Under threat of regulation, Google announced today it’s updating its Google Play billing policies to better clarify which types of transactions will be subject to Google’s commissions on in-app purchases. While the more detailed language doesn’t actually change the earlier policy’s intention, it will impact a percentage of developers who don’t currently use Google Play’s billing system when selling digital goods in their app. In addition, the company announced it will make changes in Android 12 that will make it easier for users to install and use third-party app stores as an alternative to Google Play.
The company says that its current billing policies only apply to less than 3% of apps on Google Play. Of those apps, 97% already use Google Play’s billing library. That means there’s only a small percentage of apps that will need to come into compliance under the clarified terms.
To make the transition easier, app developers will be given an extended 1-year grace period to introduce Google Play’s billing library into their apps, had they previously skirted Google’s policies around digital purchases.
Google will also give some businesses impacted by the pandemic the ability to opt-out of its payment policies for the next 12 months. This could apply to those businesses that had to move their previously physical services online — such as live events.
Apple recently did the same for Facebook’s paid events business on the iOS App Store.
Like Apple, Google collects a 30% commission on in-app purchases.
Google also said it won’t limit developers’ ability to communicate with customers, including about alternative ways to pay — in stark contrast with Apple.
“To clarify, Google Play does not have any limitations here on this kind of communication outside of a developer’s app. For example, they might have an offering on another Android app store or through their website at a lower cost than on Google Play,” the company noted. “We understand the importance of maintaining the customer relationship. As such, we have also always allowed developers to issue refunds to their customers and provide other customer support directly,” it said.
Bloomberg had previously reported Google was planning to increase its push for a cut of Play Store apps’ in-app purchases.

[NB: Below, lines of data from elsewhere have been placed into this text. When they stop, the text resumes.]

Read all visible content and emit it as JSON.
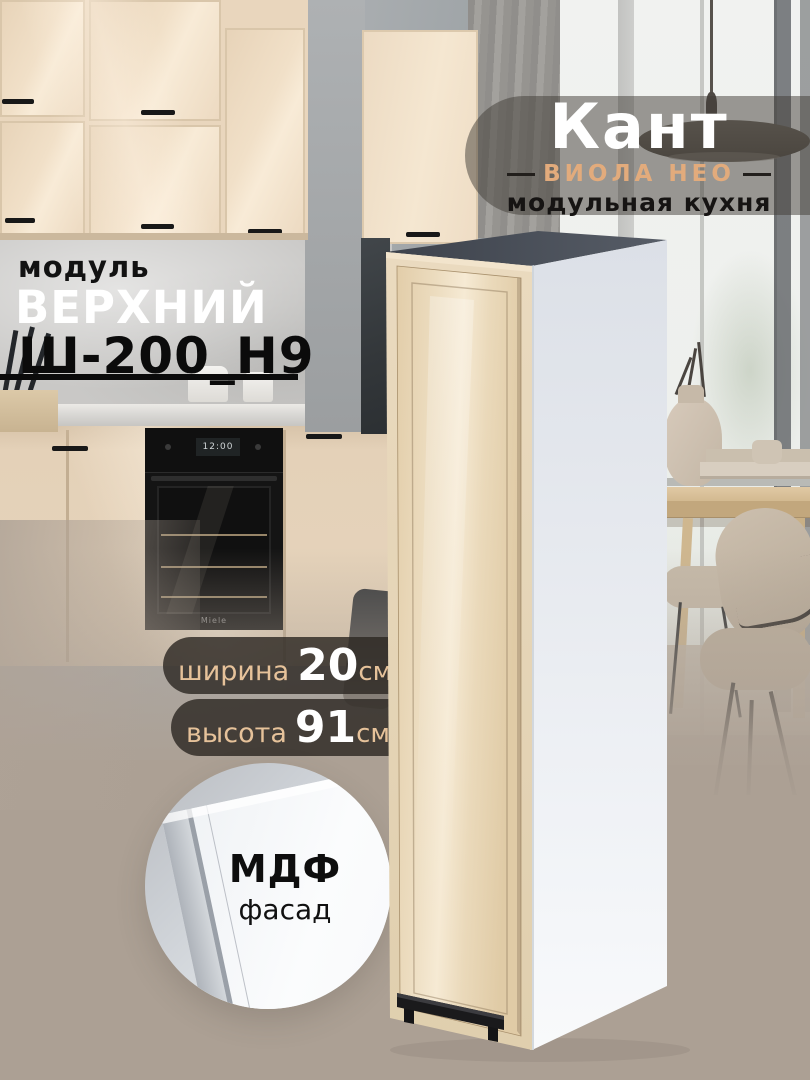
{
  "brand": {
    "title": "Кант",
    "series": "ВИОЛА НЕО",
    "tagline": "модульная кухня"
  },
  "module": {
    "label": "модуль",
    "name": "ВЕРХНИЙ",
    "code": "Ш-200_Н9"
  },
  "specs": [
    {
      "label": "ширина",
      "value": "20",
      "unit": "см"
    },
    {
      "label": "высота",
      "value": "91",
      "unit": "см"
    }
  ],
  "material": {
    "title": "МДФ",
    "subtitle": "фасад"
  },
  "oven": {
    "display": "12:00",
    "brand": "Miele"
  },
  "colors": {
    "accent_peach": "#e2ab7c",
    "badge_text_peach": "#e6c29a",
    "pill_dark": "rgba(45,40,35,0.82)",
    "title_pill": "rgba(64,59,53,0.5)",
    "background_taupe": "#aca094",
    "facade_beige": "#ecdcbf",
    "cabinet_side_white": "#eef1f5",
    "cabinet_top_gray": "#474c55",
    "text_dark": "#121212",
    "text_white": "#ffffff"
  }
}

The policy updates indicate how Google is responding to the increased regulatory scrutiny of its Android mobile platform and how it operates its app store, Google Play. These matters have recently been the subject of antitrust investigations in the U.S. and other markets, where governments are attempting to determine if the current crop of tech giants have been abusing their power by way of anti-competitive business practices.
At issue is the fact that app stores have become the default way — and in some cases, the only possible way — for developers to distribute apps to mobile consumers. But these app stores also commission many of the apps they distribute, even when the platform maker itself offers a competing product. For example, the stores distribute alternative music streaming services, like Spotify, and take a cut of its subscription revenues. At the same time, they also offer their own music streaming service, like Apple Music or Google’s YouTube Music.

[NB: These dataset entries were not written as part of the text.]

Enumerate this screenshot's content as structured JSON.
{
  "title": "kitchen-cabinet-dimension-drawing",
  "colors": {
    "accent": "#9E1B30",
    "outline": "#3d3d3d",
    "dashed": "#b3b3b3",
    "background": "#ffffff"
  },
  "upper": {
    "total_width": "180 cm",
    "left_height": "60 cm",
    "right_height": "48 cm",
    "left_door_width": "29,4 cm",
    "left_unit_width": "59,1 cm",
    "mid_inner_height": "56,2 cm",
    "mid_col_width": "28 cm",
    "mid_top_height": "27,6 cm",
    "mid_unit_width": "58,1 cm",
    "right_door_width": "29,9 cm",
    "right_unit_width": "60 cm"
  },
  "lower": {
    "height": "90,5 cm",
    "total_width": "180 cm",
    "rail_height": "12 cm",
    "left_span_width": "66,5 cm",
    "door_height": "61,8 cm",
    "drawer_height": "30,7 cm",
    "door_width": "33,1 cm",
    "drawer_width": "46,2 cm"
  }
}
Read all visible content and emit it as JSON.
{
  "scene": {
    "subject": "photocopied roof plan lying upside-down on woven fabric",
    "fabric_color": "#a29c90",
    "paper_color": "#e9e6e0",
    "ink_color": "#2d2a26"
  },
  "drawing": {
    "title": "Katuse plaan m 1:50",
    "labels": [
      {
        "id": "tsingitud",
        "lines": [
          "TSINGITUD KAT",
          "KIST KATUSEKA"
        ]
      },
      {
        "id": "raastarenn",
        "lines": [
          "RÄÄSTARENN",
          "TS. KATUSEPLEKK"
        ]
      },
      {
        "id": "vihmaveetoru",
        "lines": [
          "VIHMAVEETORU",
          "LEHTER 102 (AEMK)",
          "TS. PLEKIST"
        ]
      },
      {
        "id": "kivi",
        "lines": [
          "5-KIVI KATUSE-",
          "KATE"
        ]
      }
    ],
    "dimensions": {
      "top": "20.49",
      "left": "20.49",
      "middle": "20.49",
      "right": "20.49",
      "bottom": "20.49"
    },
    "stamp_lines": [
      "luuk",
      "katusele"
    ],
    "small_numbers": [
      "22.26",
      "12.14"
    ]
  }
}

In other cases, larger app publishers like Epic Games don’t want to pay app stores for distribution and billing services, as they’re capable of providing the platform and tools for distribution and can bill their customers directly. In Apple’s case, Epic has engaged in a lawsuit over the matter which is still ongoing. A group of developers, including Epic, also last week launched a coalition to demand more “fairness” in the app industry and to fight back against what they perceive to be app stores’ overreach.
Google’s app store business hasn’t received quite the same level of attention as Apple’s because it already offers users the ability to sideload apps. That means users can toggle a setting to install apps hosted outside of the Google Play Store.
In an announcement today, Google also says it will make changes in next year’s release of Android 12 that will make it easier for consumers to use other app stores on Android devices, without compromising Android’s existing safety measures. Google hasn’t said what these changes may include, but one area of concern has been how the Android OS approaches the messaging around sideloading apps.
Today, it presents the option as only a serious security risk that users must manually enable. More recently, it limited sideloading in its Advanced Protection Program, which is designed for high-profile Google users, like politicians or public figures, or those whose accounts could be targeted by hackers, like journalists or political dissidents.
That means reasonably safe alternatives to Google Play have more difficulty acquiring users.
The company said the changes related to third-party app stores were directed by developer feedback.
Google stressed, too, that its policies are applied universally, even to its own apps.
“Our policies apply equally to all apps distributed on Google Play, including Google’s own apps. We use the same standards to decide which apps to promote on Google Play, whether they’re third-party apps or our own apps,” the company said, in an announcement. “In fact, we regularly promote apps by Google’s competitors in our Editors’ Choice picks when they provide a great user experience. Similarly, our algorithms rank third-party apps and games using the same criteria as for ranking Google’s own apps,” it added.